The team discovered that culturing the bacteria in hospital labs instead of in actual clinical conditions yielded unexpected antibiotic consequences. “Certain antimicrobial agents that we use based on our hospital lab’s readout that these antibiotics should be good didn’t do as well in clinical practice as I hoped they would. The converse is also true. A class of antibiotics called macrolides were not predicted in hospital laboratories to be very useful against Pseudomonas. But our clinical experience looks as if they may be more useful than we would have expected, growing under anaerobic conditions rather than in oxygen-rich environments.”

Novel Candidate Drug In Phase I Trial

Among the new types of therapeutic compounds that Boucher and his co-authors are developing are sodium channel blockers to slow liquid absorption on airway surfaces, and nucleotide analogues that initiate mucus secretion. The latter candidate drugs, Boucher said, “are actually in Phase I clinical trials right now. We have licensed them out to a small biotech company called Inspire Pharmaceuticals Inc. in Durham, N.C.”

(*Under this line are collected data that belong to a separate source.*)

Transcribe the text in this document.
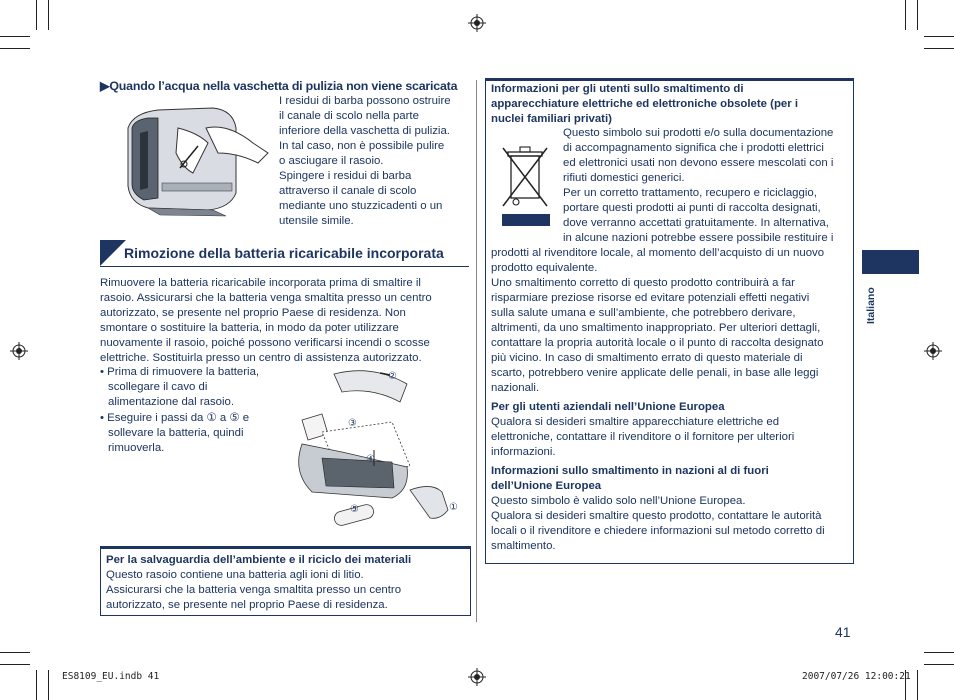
▶Quando l’acqua nella vaschetta di pulizia non viene scaricata
I residui di barba possono ostruire
il canale di scolo nella parte
inferiore della vaschetta di pulizia.
In tal caso, non è possibile pulire
o asciugare il rasoio.
Spingere i residui di barba
attraverso il canale di scolo
mediante uno stuzzicadenti o un
utensile simile.
Rimozione della batteria ricaricabile incorporata
Rimuovere la batteria ricaricabile incorporata prima di smaltire il
rasoio. Assicurarsi che la batteria venga smaltita presso un centro
autorizzato, se presente nel proprio Paese di residenza. Non
smontare o sostituire la batteria, in modo da poter utilizzare
nuovamente il rasoio, poiché possono verificarsi incendi o scosse
elettriche. Sostituirla presso un centro di assistenza autorizzato.
• Prima di rimuovere la batteria,
scollegare il cavo di
alimentazione dal rasoio.
• Eseguire i passi da ① a ⑤ e
sollevare la batteria, quindi
rimuoverla.
②
③
④
①
⑤
Per la salvaguardia dell’ambiente e il riciclo dei materiali
Questo rasoio contiene una batteria agli ioni di litio.
Assicurarsi che la batteria venga smaltita presso un centro
autorizzato, se presente nel proprio Paese di residenza.
Informazioni per gli utenti sullo smaltimento di
apparecchiature elettriche ed elettroniche obsolete (per i
nuclei familiari privati)
Questo simbolo sui prodotti e/o sulla documentazione
di accompagnamento significa che i prodotti elettrici
ed elettronici usati non devono essere mescolati con i
rifiuti domestici generici.
Per un corretto trattamento, recupero e riciclaggio,
portare questi prodotti ai punti di raccolta designati,
dove verranno accettati gratuitamente. In alternativa,
in alcune nazioni potrebbe essere possibile restituire i
prodotti al rivenditore locale, al momento dell’acquisto di un nuovo
prodotto equivalente.
Uno smaltimento corretto di questo prodotto contribuirà a far
risparmiare preziose risorse ed evitare potenziali effetti negativi
sulla salute umana e sull’ambiente, che potrebbero derivare,
altrimenti, da uno smaltimento inappropriato. Per ulteriori dettagli,
contattare la propria autorità locale o il punto di raccolta designato
più vicino. In caso di smaltimento errato di questo materiale di
scarto, potrebbero venire applicate delle penali, in base alle leggi
nazionali.
Per gli utenti aziendali nell’Unione Europea
Qualora si desideri smaltire apparecchiature elettriche ed
elettroniche, contattare il rivenditore o il fornitore per ulteriori
informazioni.
Informazioni sullo smaltimento in nazioni al di fuori
dell’Unione Europea
Questo simbolo è valido solo nell’Unione Europea.
Qualora si desideri smaltire questo prodotto, contattare le autorità
locali o il rivenditore e chiedere informazioni sul metodo corretto di
smaltimento.
Italiano
41
ES8109_EU.indb 41	2007/07/26 12:00:21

The first of these nationwide, eight-center trials, with 20 to 24 CF patients enrolled, began late last year. It is sponsored by Inspire, and based in the Cystic Fibrosis Foundation’s therapeutic trial network. “It’s a Phase I study,” Boucher pointed out, “so its major endpoint will be tolerability and safety. But people will look to see if the patients can breathe a bit better.”

A neighboring company, CyFi Pharmaceuticals, is focused on long-acting sodium channel blockers. A parallel firm to Inspire, it was co-founded by Boucher last year.